In the foyer of the main house, forsythia, now blooming, is used in abundance.

Potted herbs and garden flowers are used on the old table around the tree on the veranda.
Nothing fancy, just pretty and simple.

 But for this class, the florist cheated a bit and purchased flowers.

This beautiful tablescape was created in the wine cellar for our photography class.

The light source was only coming from the windows at the end of the room

A combination on yellow flowers- tulips, roses and forsythia- looked beautiful.

Simply done, but a gorgeous table.

For some of the shots, we were encouraged to take the flowers outside and shoot in the natural light.

We were taught how to use reflectors to create or take away shadows. 
 I immediately went home and purchased some reflectors!  What a wonderful tool to learn  about- they really  make a difference in a picture and they are so inexpensive to buy. 

Blurring out the background and focusing on the flowers.

 Fruits were added to create interesting arrangements.
 Notice the play of light on the oranges.

Interesting containers and surfaces were used to create interest.  This one was shot with
an old bread board as the surface and a piece of black foam core as the background. What a great technique to  make those roses  pop.  It wouldn't   have been nearly as effective as shooting them with the white wall  as a background.

 Close up and personal.

Detailed images of a single element of an arrangement.

This would be  a beautiful piece of art on a wall.
Blackberry Farm is a photographer's paradise
.  Here are some of my favorite photographs from the trip.
Appetizers at the opening dinner.

Foggy morning  heading to class.

 The Barn's open kitchen

Having a fabulous dinner at our table by the fireplace.

Smoked ice cream, chocolate ganache, and toasted marshmallows.

Dessert served on a piece of state- chocolate and strawberries. 

 The boathouse reflecting in the water.
 Bringing in the horses with a golf cart.

Where is everybody?

Magnificent animals.

You can almost see into their souls.

My happy husband.
And I was actually there to catch these photo opportunities!


The old covered bridge
Strawberry Soup- with a very surprising taste!  Not sweet as I expected.
A rustic plate of Blackberry Farm bread, cheese and charcuterie. 
The linen slipcovered French chairs.

Relaxing in the new spa - staring out at the beautiful landscape- in a comfy chaise- after a massage. 
The sculpture in the spa made by internationally acclaimed  local artist, Richard Jolley.
And my favorite- my buddy who always comes right up to me- Mr. Tom Turkey.

A little post editing back at home!  Couldn't resist playing with his feathers.
Like I said earlier-Blackberry Farm is  a photographer's candy store.  Beautiful food, beautiful scenery, beautiful animals-
just too many things to keep your camera happy. 

Wednesday, March 25, 2015

Spring Arrangements

.   After a surprise snow fall this week, I am desperate for  spring colors. We had just decided to put away the snow blower- big mistake- and my bulbs were beginning to emerge from the ground.
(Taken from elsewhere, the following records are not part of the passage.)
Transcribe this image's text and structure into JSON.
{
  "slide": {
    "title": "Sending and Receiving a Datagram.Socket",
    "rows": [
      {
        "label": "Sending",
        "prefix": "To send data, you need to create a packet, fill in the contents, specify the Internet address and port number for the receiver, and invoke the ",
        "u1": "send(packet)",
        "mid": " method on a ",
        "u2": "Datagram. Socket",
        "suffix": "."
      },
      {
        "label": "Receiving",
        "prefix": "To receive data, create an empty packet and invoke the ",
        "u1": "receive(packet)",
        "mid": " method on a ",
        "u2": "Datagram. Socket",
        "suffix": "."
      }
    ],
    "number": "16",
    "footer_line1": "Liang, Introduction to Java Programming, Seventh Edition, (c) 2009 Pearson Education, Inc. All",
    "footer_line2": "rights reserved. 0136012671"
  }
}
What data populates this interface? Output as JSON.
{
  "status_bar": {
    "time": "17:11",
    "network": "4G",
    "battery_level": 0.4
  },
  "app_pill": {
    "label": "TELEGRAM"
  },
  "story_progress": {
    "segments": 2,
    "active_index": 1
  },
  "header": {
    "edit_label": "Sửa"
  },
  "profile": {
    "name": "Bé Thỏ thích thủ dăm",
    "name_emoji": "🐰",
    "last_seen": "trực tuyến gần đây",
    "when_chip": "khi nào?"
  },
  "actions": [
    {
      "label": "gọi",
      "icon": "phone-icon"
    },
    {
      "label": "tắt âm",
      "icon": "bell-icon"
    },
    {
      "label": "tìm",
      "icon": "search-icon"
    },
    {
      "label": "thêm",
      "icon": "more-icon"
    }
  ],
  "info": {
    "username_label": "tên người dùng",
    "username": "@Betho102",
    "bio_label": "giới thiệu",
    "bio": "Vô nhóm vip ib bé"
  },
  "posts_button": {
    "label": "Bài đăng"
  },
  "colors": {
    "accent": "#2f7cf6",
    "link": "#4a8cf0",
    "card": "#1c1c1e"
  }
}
And surprise- Monday morning I awoke to 6 inches of snow. Rather than cry, I decided to create arrangements of spring in some of my favorite containers- all with graphics.  There is something very appealing about beautiful labels, especially ones from the past.  Plus they add another interesting  dimension to  an arrangement-

Miniature orchids and a ferny moss in a wine basket.

A vintage champagne bucket with a beautiful label.

Love the contrast of the bright green and white muscari in the black champagne bucket.
Gold on black - you can't go wrong!

A silver loving cup filled with maidenhair fern, moss, eggs in a nest and muscari

A tussie mussie in an old trophy that "Fannie" won years ago.
Beautiful label on the bottle of Armagnac too! 

A single perfect rose in an old apothecary jar.  Much more interesting than
a single rose in a bud vase- right?

A little bit of color inside as winter lingers on and on and on.